Products Info|How poor oral health affects the heart and brain


Poor oral health affects the heart and brain

Poor oral health affects the heart and brain

Healthy teeth, missing teeth, cavities, and damaged teeth can provide doctors and scientists with information about other parts of our body.

Arizona State University recently confirmed this in a study targeting the Tisman population,

where evolutionary anthropologists and archaeologists have found that poor oral health is associated with higher levels of inflammation,

smaller brain volume (dementia), and aortic valve calcification (cardiovascular disease).

But how does poor oral health affect our heart and brain?

Evolutionary anthropologist Ben Trumble and his colleagues believe that this may occur in multiple ways.

Firstly, bacteria may enter the bloodstream and cause inflammation, leading to difficulty chewing and malnutrition.

Trumble is an associate professor at the School of Human Evolution and Social Change,

the Institute of Human Origins, and the Center for Evolution and Medicine at Arizona State University.

He explains why this study focuses on the indigenous Tisman people in the Amazon region of Bolivia.

Trumble said, “In the United States, people living in lower socioeconomic status often face higher risks of chronic diseases due to aging

and inability to access dental insurance or good dental care.”

“People living in low socio-economic conditions often lack access to affordable healthy food,

safe exercise venues, or have no time to cook and exercise at home.
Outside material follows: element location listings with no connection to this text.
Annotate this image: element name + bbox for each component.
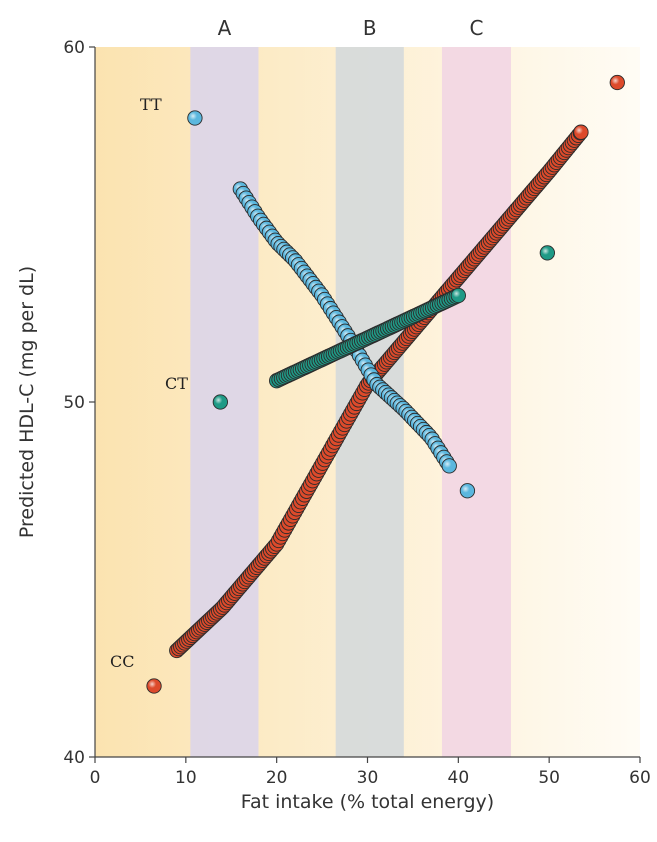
x-axis-title: Fat intake (% total energy): [241, 791, 494, 813]
point-shine: [442, 459, 456, 473]
band-label-b: B: [363, 16, 377, 40]
series-tt: [187, 110, 476, 499]
y-tick-label: 40: [63, 748, 85, 768]
series-ct: [212, 245, 555, 410]
point-shine: [541, 246, 554, 260]
point-shine: [452, 289, 465, 302]
point-shine: [147, 679, 161, 693]
axes: 0 10 20 30 40 50 60 40 50 60: [63, 38, 650, 788]
y-tick-label: 60: [63, 38, 85, 58]
point-shine: [574, 125, 588, 139]
point-shine: [610, 76, 624, 89]
data-points: [146, 74, 625, 694]
band-c: [441, 47, 512, 757]
x-tick-label: 60: [629, 768, 651, 788]
y-axis-title: Predicted HDL-C (mg per dL): [16, 266, 38, 538]
x-tick-label: 40: [448, 768, 470, 788]
x-tick-label: 0: [90, 768, 101, 788]
x-tick-label: 10: [175, 768, 197, 788]
x-tick-label: 30: [357, 768, 379, 788]
x-tick-label: 20: [266, 768, 288, 788]
x-tick-label: 50: [538, 768, 560, 788]
point-shine: [214, 395, 227, 409]
highlight-bands: A B C: [190, 16, 512, 757]
band-label-c: C: [470, 16, 484, 40]
axis-titles: Fat intake (% total energy) Predicted HD…: [16, 266, 494, 813]
series-cc: [146, 74, 625, 694]
series-label-tt: TT: [140, 95, 162, 114]
point-shine: [188, 111, 202, 125]
band-label-a: A: [218, 16, 232, 40]
series-labels: TT CT CC: [110, 95, 188, 671]
series-label-ct: CT: [165, 374, 188, 393]
series-label-cc: CC: [110, 652, 134, 671]
point-shine: [461, 484, 474, 498]
y-tick-label: 50: [63, 393, 85, 413]
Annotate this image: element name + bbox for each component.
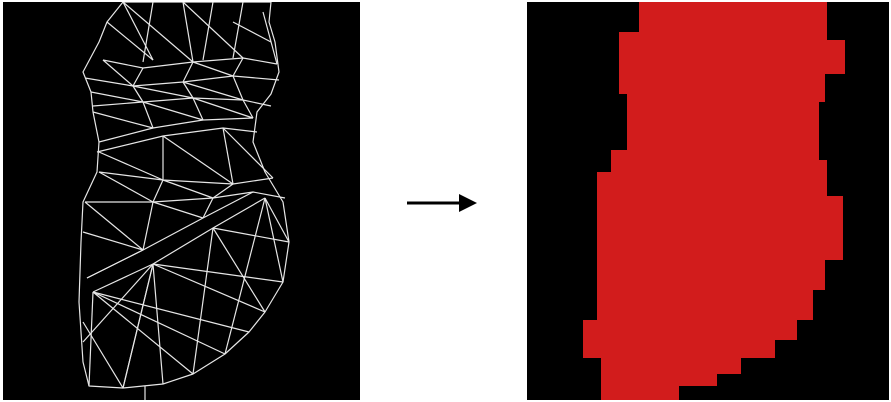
voxel-silhouette-panel — [527, 2, 889, 400]
wireframe-mesh-panel — [3, 2, 360, 400]
red-voxel-shape — [583, 2, 845, 400]
mesh-edges — [78, 2, 290, 400]
wireframe-mesh — [78, 2, 290, 400]
transform-arrow — [405, 190, 479, 216]
right-arrow-icon — [407, 194, 477, 212]
voxel-silhouette — [583, 2, 845, 400]
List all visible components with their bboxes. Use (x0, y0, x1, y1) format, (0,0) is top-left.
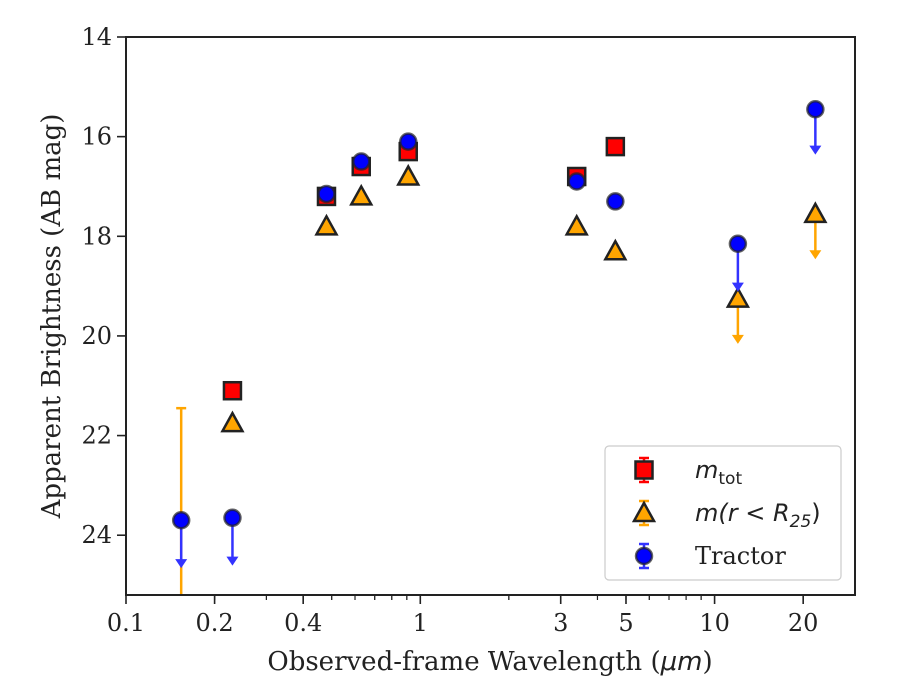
data-point (567, 172, 586, 191)
legend-label-main: m (695, 456, 718, 484)
data-point (351, 152, 371, 171)
upper-limit-arrow (731, 334, 744, 344)
legend-label-sub: tot (718, 469, 742, 489)
y-tick-label: 16 (81, 123, 112, 151)
data-point (398, 132, 418, 151)
upper-limit-arrow (226, 556, 239, 566)
legend-label-main: Tractor (695, 542, 786, 570)
x-tick-label: 0.4 (284, 609, 322, 637)
y-tick-label: 18 (81, 222, 112, 250)
axes-frame (125, 36, 856, 596)
legend: mtot m(r < R25) Tractor (604, 445, 842, 581)
upper-limit-arrow (175, 559, 188, 569)
data-point (223, 508, 242, 528)
upper-limit-arrow (809, 250, 822, 260)
y-axis-title: Apparent Brightness (AB mag) (37, 114, 67, 520)
y-tick-label: 22 (81, 422, 112, 450)
data-point (603, 238, 628, 261)
legend-entry-tractor: Tractor (634, 542, 786, 570)
x-tick-label: 5 (618, 609, 633, 637)
series-tractor (171, 99, 825, 569)
legend-entry-mtot: mtot (634, 456, 742, 489)
data-point (317, 184, 336, 204)
data-point (349, 183, 374, 206)
legend-entry-mr25: m(r < R25) (631, 499, 821, 532)
x-tick-label: 0.1 (107, 609, 145, 637)
legend-marker (634, 546, 654, 566)
legend-label: mtot (695, 456, 742, 489)
data-point (396, 163, 421, 186)
legend-label: m(r < R25) (695, 499, 821, 532)
data-point (728, 234, 748, 254)
x-tick-label: 1 (413, 609, 428, 637)
x-tick-label: 20 (788, 609, 819, 637)
legend-label-tail: ) (811, 499, 820, 527)
axes: 0.1 0.2 0.4 1 3 5 10 20 14 16 18 20 22 24 (81, 23, 856, 637)
data-point (564, 213, 589, 236)
x-axis-title-main: Observed-frame Wavelength ( (267, 647, 660, 677)
x-tick-label: 3 (553, 609, 568, 637)
data-point (806, 99, 825, 119)
data-point (222, 380, 243, 401)
x-tick-label: 10 (699, 609, 730, 637)
upper-limit-arrow (809, 145, 822, 155)
data-marks (171, 99, 828, 595)
y-tick-label: 20 (81, 322, 112, 350)
data-point (725, 285, 751, 308)
data-point (220, 410, 245, 433)
y-tick-label: 14 (81, 23, 112, 51)
data-point (605, 136, 626, 157)
data-point (171, 511, 191, 530)
data-point (314, 213, 339, 236)
x-axis-title-end: ) (702, 647, 712, 677)
x-axis-title-unit: μm (660, 647, 703, 677)
legend-label-main: m(r < R (695, 499, 790, 527)
legend-box (604, 445, 842, 581)
data-point (606, 192, 625, 211)
legend-marker (631, 500, 657, 523)
legend-label: Tractor (695, 542, 786, 570)
x-tick-label: 0.2 (196, 609, 234, 637)
x-axis-title: Observed-frame Wavelength (μm) (267, 647, 712, 677)
data-point (803, 201, 828, 224)
legend-label-sub: 25 (790, 512, 812, 532)
upper-limit-arrow (731, 282, 744, 292)
legend-marker (634, 460, 654, 480)
y-tick-label: 24 (81, 521, 112, 549)
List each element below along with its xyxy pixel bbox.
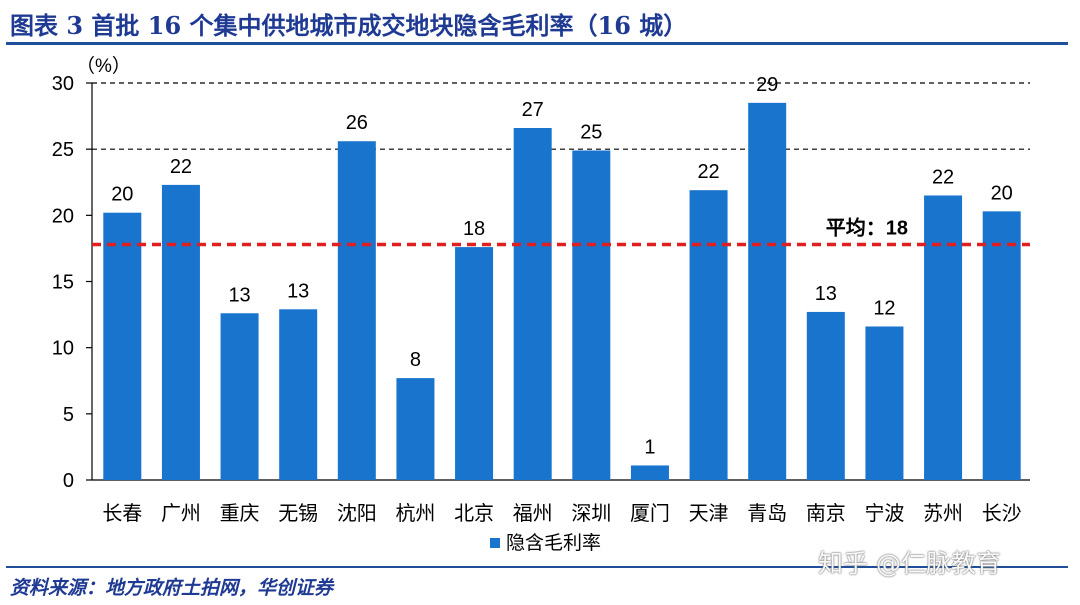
- bar: [748, 102, 787, 480]
- x-tick-label: 苏州: [923, 502, 963, 525]
- bar: [455, 247, 494, 480]
- x-tick-label: 天津: [689, 502, 729, 525]
- bar: [103, 212, 142, 481]
- data-label: 8: [410, 349, 421, 371]
- x-tick-label: 福州: [513, 502, 553, 525]
- y-tick-label: 20: [52, 205, 74, 227]
- data-label: 29: [756, 74, 778, 96]
- y-tick-label: 15: [52, 272, 74, 294]
- x-tick-label: 北京: [454, 502, 494, 525]
- footer-divider: [6, 566, 1068, 568]
- bar: [279, 309, 318, 480]
- data-label: 22: [170, 156, 192, 178]
- y-unit-label: （%）: [76, 55, 131, 77]
- bar: [337, 141, 376, 480]
- bar: [161, 184, 200, 480]
- bar: [689, 190, 728, 480]
- x-tick-label: 沈阳: [337, 502, 377, 525]
- bar: [982, 211, 1021, 480]
- data-label: 12: [873, 297, 895, 319]
- title-divider: [6, 42, 1068, 45]
- data-label: 20: [991, 182, 1013, 204]
- bar: [630, 465, 669, 480]
- data-label: 13: [287, 280, 309, 302]
- data-label: 26: [346, 112, 368, 134]
- x-tick-label: 南京: [806, 502, 846, 525]
- bar: [220, 313, 259, 480]
- y-tick-label: 30: [52, 73, 74, 95]
- y-tick-label: 0: [63, 470, 74, 492]
- bar: [396, 378, 435, 480]
- bar: [806, 311, 845, 480]
- x-tick-label: 重庆: [220, 502, 260, 525]
- y-tick-label: 10: [52, 338, 74, 360]
- x-tick-label: 长沙: [982, 502, 1022, 525]
- x-tick-label: 深圳: [571, 502, 611, 525]
- bar-chart: 0 5 10 15 20 25 30（%） 20 长春 22 广州 13 重庆 13 无锡 26 沈阳 8 杭州 18…: [52, 55, 1030, 554]
- watermark: 知乎 @仁脉教育: [818, 549, 1001, 578]
- bar: [572, 150, 611, 480]
- data-label: 20: [111, 184, 133, 206]
- average-label: 平均：18: [826, 215, 908, 239]
- data-label: 1: [644, 436, 655, 458]
- data-label: 25: [580, 121, 602, 143]
- data-label: 13: [815, 283, 837, 305]
- legend-label: 隐含毛利率: [506, 532, 601, 554]
- data-label: 22: [697, 161, 719, 183]
- x-tick-label: 无锡: [278, 502, 318, 525]
- legend-swatch: [490, 538, 500, 548]
- data-label: 27: [522, 99, 544, 121]
- x-tick-label: 长春: [102, 502, 142, 525]
- source-note: 资料来源：地方政府土拍网，华创证券: [10, 577, 334, 599]
- x-tick-label: 杭州: [395, 502, 435, 525]
- bar: [924, 195, 963, 480]
- data-label: 13: [228, 284, 250, 306]
- y-tick-label: 5: [63, 404, 74, 426]
- x-tick-label: 宁波: [864, 502, 904, 525]
- data-label: 18: [463, 218, 485, 240]
- bar: [865, 326, 904, 480]
- chart-title: 图表 3 首批 16 个集中供地城市成交地块隐含毛利率（16 城）: [10, 11, 688, 40]
- x-tick-label: 青岛: [747, 502, 787, 525]
- bar: [513, 127, 552, 480]
- x-tick-label: 广州: [161, 502, 201, 525]
- x-tick-label: 厦门: [630, 502, 670, 525]
- data-label: 22: [932, 166, 954, 188]
- y-tick-label: 25: [52, 139, 74, 161]
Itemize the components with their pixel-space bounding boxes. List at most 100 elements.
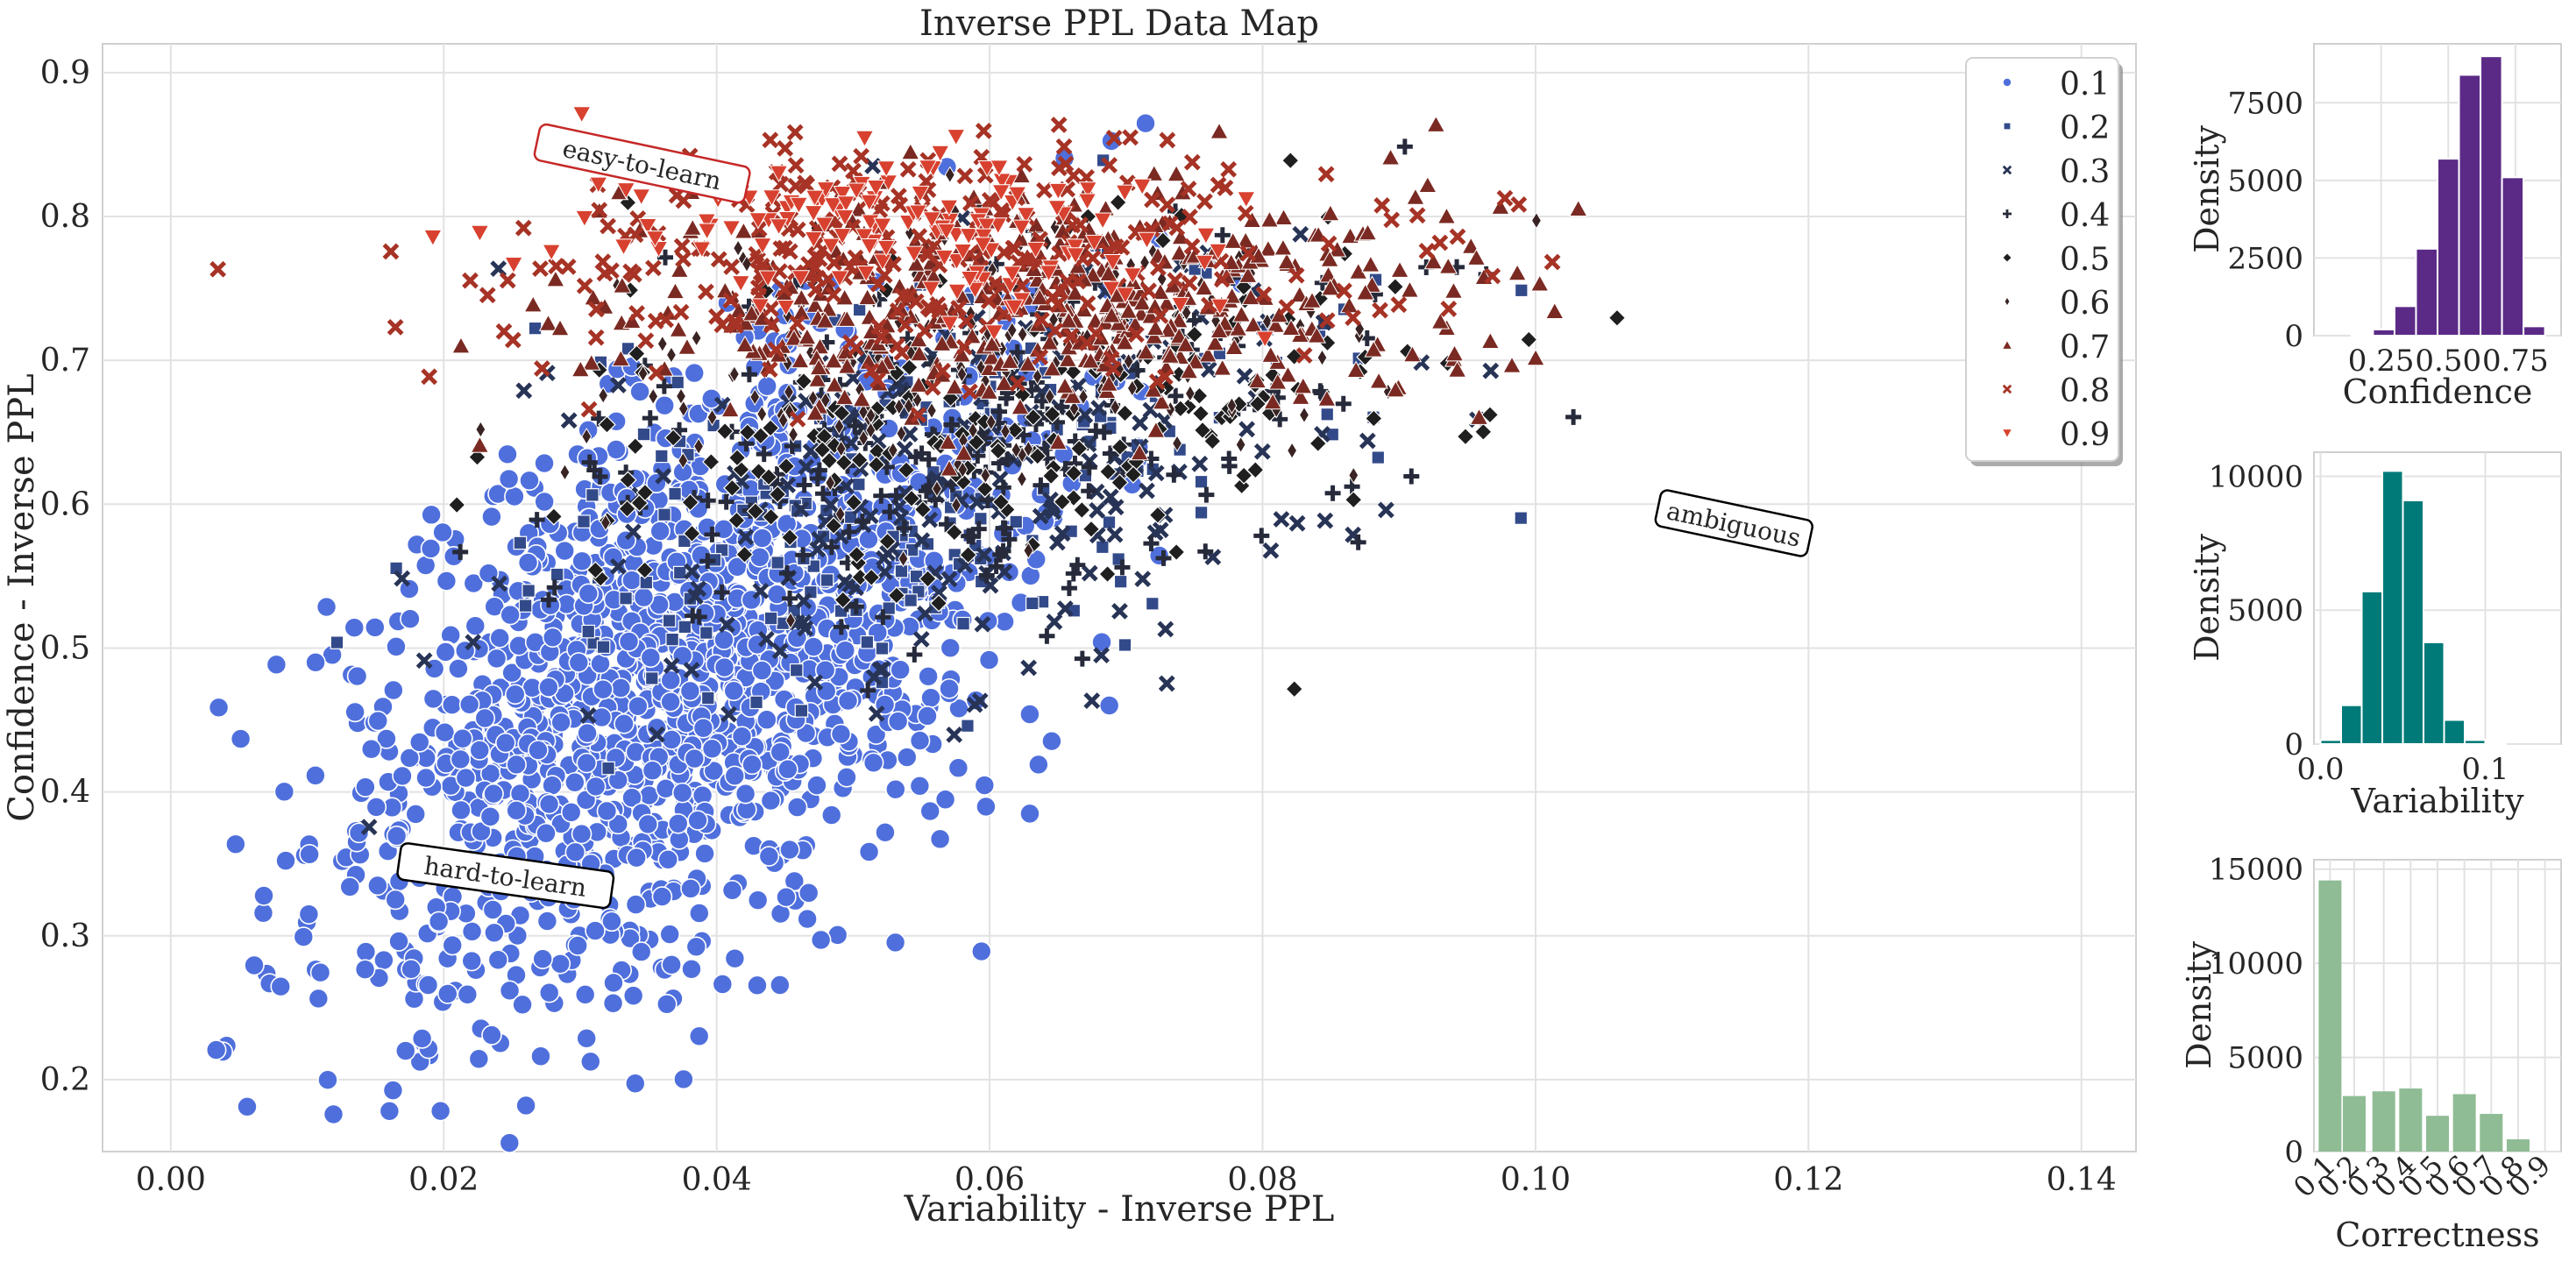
- data-point-0-4: [815, 486, 832, 502]
- data-point-0-6: [1316, 349, 1328, 367]
- data-point-0-6: [1016, 470, 1027, 488]
- data-point-0-7: [1212, 358, 1232, 376]
- data-point-0-8: [628, 305, 645, 322]
- hist-bar: [2381, 470, 2404, 745]
- data-point-0-4: [1065, 565, 1082, 582]
- main-x-tick-label: 0.04: [682, 1162, 752, 1198]
- data-point-0-7: [1290, 285, 1309, 303]
- data-point-0-7: [1302, 291, 1322, 308]
- data-point-0-6: [784, 402, 795, 421]
- data-point-0-3: [912, 630, 930, 648]
- data-point-0-9: [1016, 207, 1036, 224]
- data-point-0-5: [1072, 500, 1091, 520]
- variability-histogram: 0 5000 10000 0.0 0.1 Variability Density: [2188, 451, 2562, 820]
- data-point-0-2: [522, 584, 536, 598]
- data-point-0-3: [683, 662, 700, 678]
- data-point-0-8: [1183, 238, 1201, 255]
- data-point-0-1: [688, 1025, 710, 1047]
- data-point-0-8: [1409, 207, 1426, 224]
- data-point-0-8: [1103, 350, 1120, 367]
- data-point-0-3: [1158, 675, 1175, 692]
- data-point-0-3: [1139, 482, 1155, 500]
- data-point-0-1: [481, 506, 502, 528]
- data-point-0-8: [789, 315, 806, 332]
- data-point-0-1: [367, 710, 389, 732]
- data-point-0-5: [761, 419, 780, 437]
- data-point-0-1: [626, 847, 647, 869]
- data-point-0-6: [1348, 466, 1359, 485]
- data-point-0-6: [926, 401, 937, 420]
- data-point-0-8: [1239, 245, 1257, 262]
- data-point-0-1: [576, 1028, 597, 1049]
- data-point-0-1: [399, 748, 421, 769]
- data-point-0-1: [355, 776, 376, 798]
- data-point-0-8: [1372, 301, 1388, 319]
- data-point-0-1: [637, 813, 659, 835]
- data-point-0-3: [1316, 512, 1334, 529]
- data-point-0-5: [862, 568, 881, 587]
- data-point-0-9: [504, 256, 523, 274]
- data-point-0-7: [1469, 408, 1489, 425]
- data-point-0-1: [625, 894, 647, 915]
- data-point-0-3: [1102, 488, 1119, 506]
- data-point-0-6: [1235, 436, 1246, 454]
- data-point-0-4: [992, 546, 1009, 563]
- data-point-0-6: [1184, 385, 1196, 402]
- data-point-0-7: [1386, 380, 1406, 398]
- data-point-0-7: [1268, 372, 1288, 390]
- hist-bar: [2458, 74, 2482, 337]
- data-point-0-2: [654, 449, 669, 464]
- data-point-0-2: [1113, 574, 1128, 589]
- data-point-0-5: [628, 344, 646, 363]
- data-point-0-4: [1403, 468, 1420, 485]
- data-point-0-1: [394, 1040, 416, 1061]
- hist-x-tick-label: 0.25: [2348, 344, 2415, 379]
- data-point-0-7: [1266, 316, 1286, 333]
- data-point-0-8: [1167, 272, 1184, 289]
- data-point-0-1: [482, 899, 504, 920]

These structural barriers make individuals more likely to suffer from chronic diseases such as cardiovascular disease compared to other

populations, and their dental health is also poor.”

“In the United States, it is difficult to understand the role of oral health in chronic diseases.

Tisman people have a much smaller socio-economic gradient and have little opportunity to access modern dentistry.

This makes it possible to examine the association between oral health and chronic diseases without confusing social factors.”

Trumble and his colleagues in the Tsimane Health and Life History project have been collaborating with Tsimane for over 20 years.

This relationship is not a helicopter study.

This project has brought healthcare services to this surviving population and brought about a plethora of discoveries about heart

health, dementia, brain capacity, and now oral health.